After your child has been introduced to tasks related to preparing foods to be cooked your next step is to introduce them to the actual activities related to cooking. These activities really are only appropriate for older kids who have the ability to follow instructions related to heat safety. These activities can be a great way to practice multi-step instruction following, vocabulary use and interpersonal communication skills.
Reading a Recipe
The first activity that you will want to complete with your child is learning how to read a recipe. You will of course want to start with a simple recipe that creates something that your child likes to eat like cookies. To start with you will want to create a recipe card for the recipe that you will be preparing together.

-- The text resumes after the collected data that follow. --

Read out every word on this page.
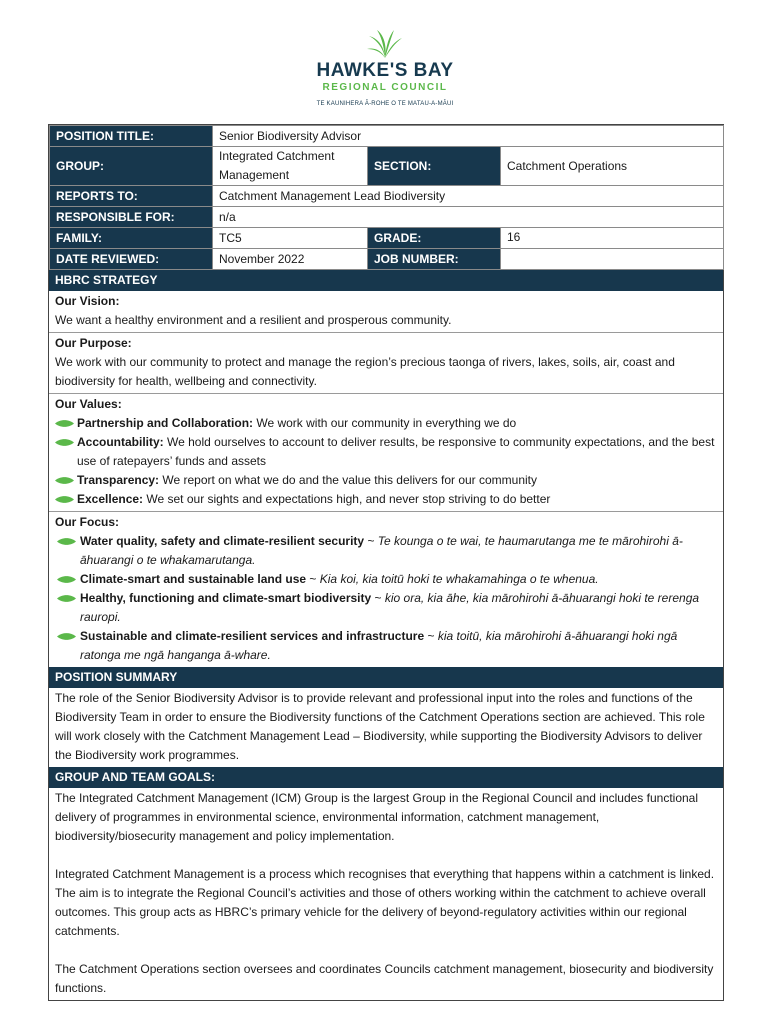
HAWKE'S BAY
REGIONAL COUNCIL
TE KAUNIHERA Ā-ROHE O TE MATAU-A-MĀUI
POSITION TITLE:	Senior Biodiversity Advisor		
GROUP:	Integrated Catchment Management	SECTION:	Catchment Operations
REPORTS TO:	Catchment Management Lead Biodiversity		
RESPONSIBLE FOR:	n/a		
FAMILY:	TC5	GRADE:	16
DATE REVIEWED:	November 2022	JOB NUMBER:	
HBRC STRATEGY
Our Vision:
We want a healthy environment and a resilient and prosperous community.
Our Purpose:
We work with our community to protect and manage the region’s precious taonga of rivers, lakes, soils, air, coast and biodiversity for health, wellbeing and connectivity.
Our Values:
Partnership and Collaboration: We work with our community in everything we do
Accountability: We hold ourselves to account to deliver results, be responsive to community expectations, and the best use of ratepayers’ funds and assets
Transparency: We report on what we do and the value this delivers for our community
Excellence: We set our sights and expectations high, and never stop striving to do better
Our Focus:
Water quality, safety and climate-resilient security ~ Te kounga o te wai, te haumarutanga me te mārohirohi ā-āhuarangi o te whakamarutanga.
Climate-smart and sustainable land use ~ Kia koi, kia toitū hoki te whakamahinga o te whenua.
Healthy, functioning and climate-smart biodiversity ~ kio ora, kia āhe, kia mārohirohi ā-āhuarangi hoki te rerenga rauropi.
Sustainable and climate-resilient services and infrastructure ~ kia toitū, kia mārohirohi ā-āhuarangi hoki ngā ratonga me ngā hanganga ā-whare.
POSITION SUMMARY
The role of the Senior Biodiversity Advisor is to provide relevant and professional input into the roles and functions of the Biodiversity Team in order to ensure the Biodiversity functions of the Catchment Operations section are achieved. This role will work closely with the Catchment Management Lead – Biodiversity, while supporting the Biodiversity Advisors to deliver the Biodiversity work programmes.
GROUP AND TEAM GOALS:

The Integrated Catchment Management (ICM) Group is the largest Group in the Regional Council and includes functional delivery of programmes in environmental science, environmental information, catchment management, biodiversity/biosecurity management and policy implementation.

Integrated Catchment Management is a process which recognises that everything that happens within a catchment is linked. The aim is to integrate the Regional Council’s activities and those of others working within the catchment to achieve overall outcomes. This group acts as HBRC’s primary vehicle for the delivery of beyond-regulatory activities within our regional catchments.

The Catchment Operations section oversees and coordinates Councils catchment management, biosecurity and biodiversity functions.
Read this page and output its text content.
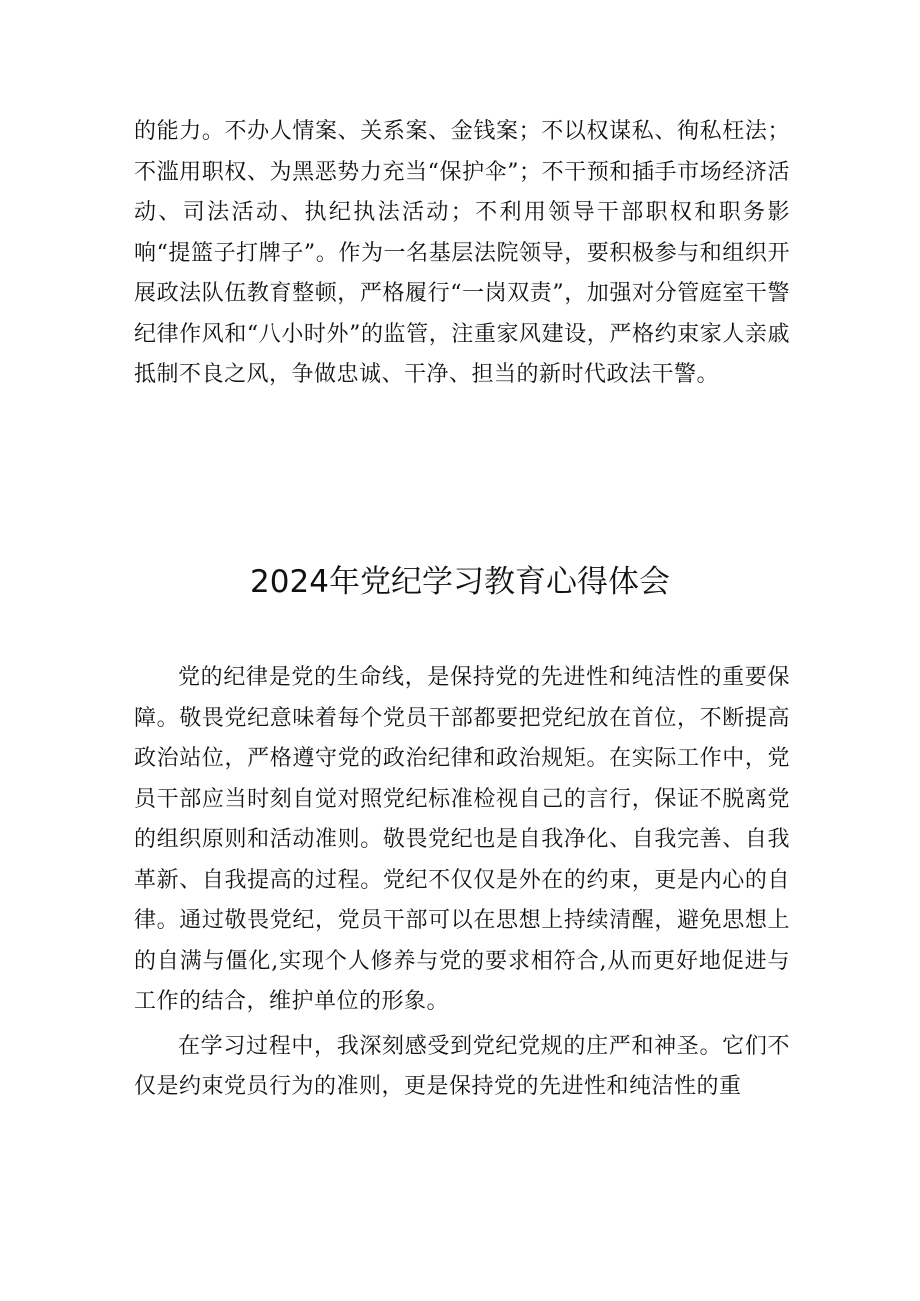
的能力。不办人情案、关系案、金钱案；不以权谋私、徇私枉法；不滥用职权、为黑恶势力充当“保护伞”；不干预和插手市场经济活动、司法活动、执纪执法活动；不利用领导干部职权和职务影响“提篮子打牌子”。作为一名基层法院领导，要积极参与和组织开展政法队伍教育整顿，严格履行“一岗双责”，加强对分管庭室干警纪律作风和“八小时外”的监管，注重家风建设，严格约束家人亲戚抵制不良之风，争做忠诚、干净、担当的新时代政法干警。

2024年党纪学习教育心得体会

党的纪律是党的生命线，是保持党的先进性和纯洁性的重要保障。敬畏党纪意味着每个党员干部都要把党纪放在首位，不断提高政治站位，严格遵守党的政治纪律和政治规矩。在实际工作中，党员干部应当时刻自觉对照党纪标准检视自己的言行，保证不脱离党的组织原则和活动准则。敬畏党纪也是自我净化、自我完善、自我革新、自我提高的过程。党纪不仅仅是外在的约束，更是内心的自律。通过敬畏党纪，党员干部可以在思想上持续清醒，避免思想上的自满与僵化,实现个人修养与党的要求相符合,从而更好地促进与工作的结合，维护单位的形象。

在学习过程中，我深刻感受到党纪党规的庄严和神圣。它们不仅是约束党员行为的准则，更是保持党的先进性和纯洁性的重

Use the extra large recipe cards so that you can print large enough for your child to easily read the instructions.
As you read the recipe card together you will want to get out the supplies and ingredients that it calls for. This will help your child to connect the recipe card with the activities required for cooking. If your child can read then have them read the recipe for you so that they can practice talking and reading. If they can’t read yet then you can read the recipe to them as they follow along and then have them retrieve the items for you. To make things easier for them to find you can label the items and point to where the child can find the items. You can also use picture exchange cards for this activity.
Following the Cooking Instructions
Learning the vocabulary for cooking is not easy for kids with autism. Cooking vocabulary refers to cooking techniques that they will not be familiar with like bake, broil, boil, sauté, stir, etc… It is because of this that you will want to demonstrate what each vocabulary word means. If you are making cookies then you can read from the card “stir in chocolate chips” then mime stirring motions as you read this instruction and point to the chocolate chips. Then read the instructions again and have your child pour in the chips to the dough, give them the spoon and use a hand-over-hand instruction method to show them how to stir in the chocolate chips.
This is a very advanced activity that should only be done with kids that are ready for it. Learning how to use the stove is something that can be very dangerous, so hold off on this activity until your child is in their teens. You will want to start with baking and work your way up to using the burners. Make sure you go over how to keep from burning yourself on the over or burners, how to turn the stove on and off and what are appropriate items for using on top of the stove and in the oven. To help improve oven safety you can create a picture book on oven use for your child. This picture book will show what pans to use for cooking on top of the stove, what pans can be put in the oven and it should also include oven use step by step instructions.